Quand vous louez un logement meublé, vos loyers ne sont pas des revenus fonciers. Ils relèvent des bénéfices industriels et commerciaux, les BIC. Et dans cette catégorie, vous avez le choix entre deux façons d'être imposé : un abattement forfaitaire qui vous dispense de toute comptabilité, ou la déduction de vos charges réelles.

Ce choix se joue souvent à plusieurs milliers d'euros par an. Il mérite dix minutes de calcul plutôt qu'une décision par défaut.

Le micro-BIC : un abattement, et rien d'autre

Le micro-BIC est le régime qui s'applique automatiquement si vous ne faites rien. L'administration prend vos recettes encaissées, applique un pourcentage forfaitaire censé représenter vos charges, et impose le reste à votre tranche marginale plus 17,2 % de prélèvements sociaux.

Les taux et les plafonds dépendent de ce que vous louez. Pour les revenus de 2025, déclarés au printemps 2026 :

Type de location Plafond de recettes Abattement
Meublé de longue durée (résidence principale du locataire) 77 700 € 50 %
Meublé de tourisme classé et chambres d'hôtes 77 700 € 50 %
Meublé de tourisme non classé 15 000 € 30 %

L'abattement ne peut pas descendre en dessous de 305 €.

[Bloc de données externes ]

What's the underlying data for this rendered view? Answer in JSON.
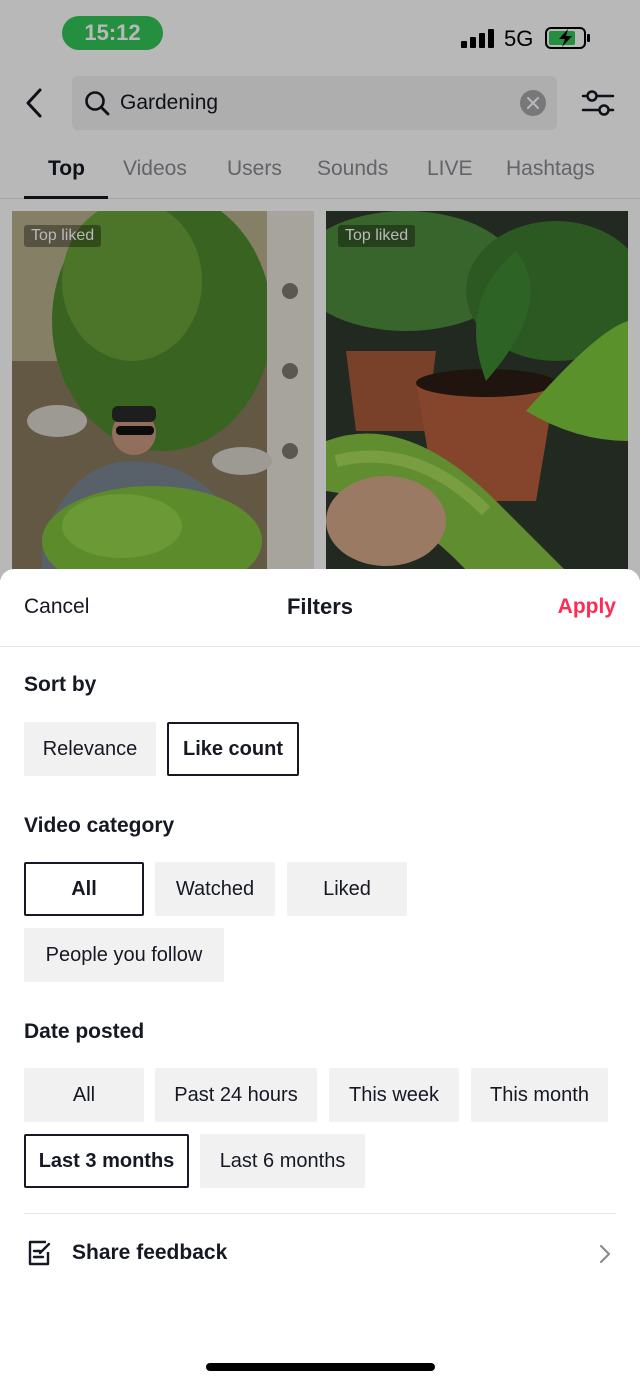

Les deux dernières lignes sont récentes et beaucoup de contenus en ligne sont restés sur l'ancien barème. Avant la réforme, un meublé de tourisme non classé bénéficiait de 50 % d'abattement jusqu'à 77 700 €, et un meublé classé de 71 % jusqu'à 188 700 €. C'est terminé. Si vous faites de la location saisonnière sans classement, vous êtes passé de 50 % à 30 % d'abattement, et votre plafond a été divisé par cinq.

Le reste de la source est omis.